Her eyebrows went up a little. “May I ask why not?” she said, coldly. “Surely my brother can invite a friend to the house if he wishes.”

“I stand corrected,” answered Longworth, quietly. “Has he known him long?”

“I haven’t an idea,” said the girl. “And after all, Mr. Longworth, I hadn’t known you very long when I asked you.”

And then, because she realised that there was a possibility of construing rather more into her words than she had intended, she turned abruptly to speak to another guest. So she failed to see the sudden inscrutable look that came into Archie Longworth’s keen blue eyes—the quick clenching of his powerful fists. But when a few minutes later she again turned to him, he was just his usual lazy self.

“Do you think your logic is very good?” he demanded. “You might have made a mistake as well.”

“You mean that you think my brother has?” she said, quickly.

“It is visible on the surface to the expert eye,” he returned, gravely. “But, in addition, I happen to have inside information.”

“Do you know Mr. Perrison, then?”

He nodded. “Yes, I have—er—met him before.”

“But he doesn’t know you,” cried the girl.

“No—at least—er—we’ll leave it at that. And I would be obliged, Miss Daventry, in case you happen to be speaking to him, if you would refrain from mentioning the fact that I know him.” He stared at her gravely.

“You’re very mysterious, Mr. Longworth,” said the girl, with an attempt at lightness.

“And if I may I will prolong my visit until our friend departs,” continued Longworth.

“Why, of course,” she said, bending over the tea-tray. “You weren’t thinking of going—going yet, were you?”

“I was thinking after lunch that I should have to go to-morrow,” he said, putting down his tea-cup.

“But why so soon?” she asked, and her voice was low. “Aren’t you enjoying yourself?”

“In the course of a life that has taken me into every corner of the globe,” he answered, slowly, “I have never dreamed that I could be so utterly and perfectly happy as I have been here. It has opened my mind to a vista of the Things that Might Be—if the Things that Had Been were different. But as you grow older, Sybil, you will learn one bitter truth: no human being can ever be exactly what he seems. Masks? just masks! And underneath—God and that being alone know.”

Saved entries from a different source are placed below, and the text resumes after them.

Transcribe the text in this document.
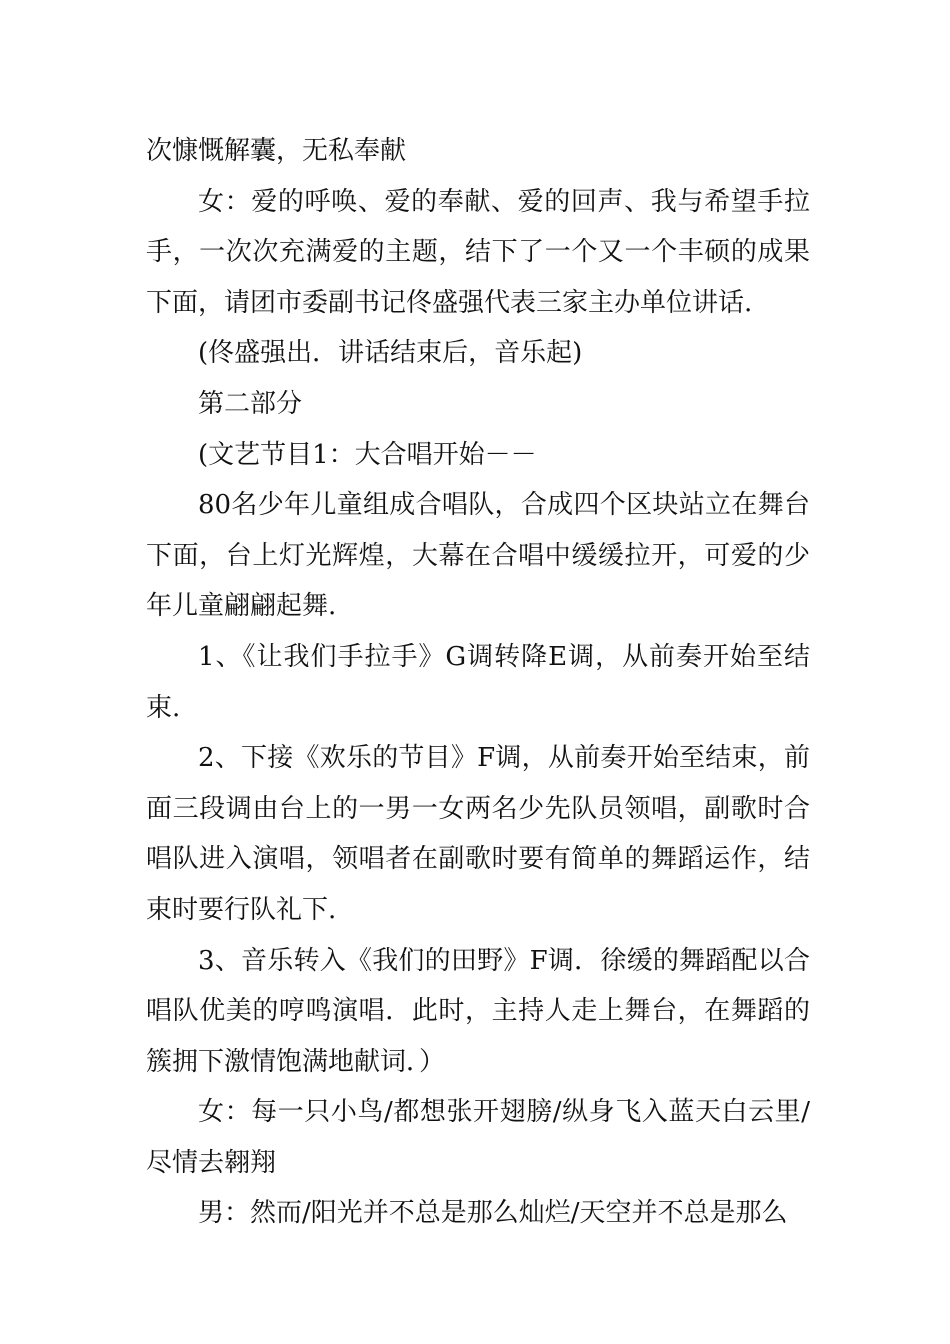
次慷慨解囊，无私奉献

女：爱的呼唤、爱的奉献、爱的回声、我与希望手拉手，一次次充满爱的主题，结下了一个又一个丰硕的成果下面，请团市委副书记佟盛强代表三家主办单位讲话.

(佟盛强出．讲话结束后，音乐起)

第二部分

(文艺节目1：大合唱开始－－

80名少年儿童组成合唱队，合成四个区块站立在舞台下面，台上灯光辉煌，大幕在合唱中缓缓拉开，可爱的少年儿童翩翩起舞.

1、《让我们手拉手》G调转降E调，从前奏开始至结束.

2、下接《欢乐的节目》F调，从前奏开始至结束，前面三段调由台上的一男一女两名少先队员领唱，副歌时合唱队进入演唱，领唱者在副歌时要有简单的舞蹈运作，结束时要行队礼下.

3、音乐转入《我们的田野》F调．徐缓的舞蹈配以合唱队优美的哼鸣演唱．此时，主持人走上舞台，在舞蹈的簇拥下激情饱满地献词．）

女：每一只小鸟/都想张开翅膀/纵身飞入蓝天白云里/尽情去翱翔

男：然而/阳光并不总是那么灿烂/天空并不总是那么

He rose abruptly, and she watched him bending over Lady Granton with his habitual lazy grace. The indolent smile was round his lips—the irrepressible twinkle was in his eyes. But for the first time he had called her Sybil; for the first time—she _knew_. The vague forebodings conjured up by his words were swamped by that one outstanding fact; she _knew_. And nothing else mattered.

II

It was not until Perrison joined her in the conservatory after dinner that she found herself called on to play the part set her by her brother.

She had gone there—though nothing would have induced her to admit the fact—in the hope that someone else would follow: the man with the lazy blue eyes and the eyeglass. And then instead of him had come Perrison, with a shade too much deference in his manner, and a shade too little control of the smirk on his face. With a sudden sick feeling she realised at that moment exactly where she stood. Under a debt of obligation to this man—under the necessity of a _tête-à-tête_ with him, one, moreover, when, if she was to help Bill, she must endeavour to be extra nice.

For a while the conversation was commonplace, while she feverishly longed for someone to come in and relieve the tension. But Bridge was in progress, and there was Snooker in the billiard-room, and at length she resigned herself to the inevitable. Presumably she would have to thank him for his kindness to Bill; after all he undoubtedly had been very good to her brother.

“Bill has told me, Mr. Perrison, how kind you’ve been in the way you’ve helped him in this—this unfortunate affair.” She plunged valiantly, and gave a sigh of relief as she cleared the first fence.

Perrison waved a deprecating hand. “Don’t mention it, Miss Daventry, don’t mention it. But—er—of course, something will have to be done, and—well, there’s no good mincing matters—done very soon.”

The girl’s face grew a little white, but her voice was quite steady.

“But he told me that you had arranged things with these people. Please smoke, if you want to.”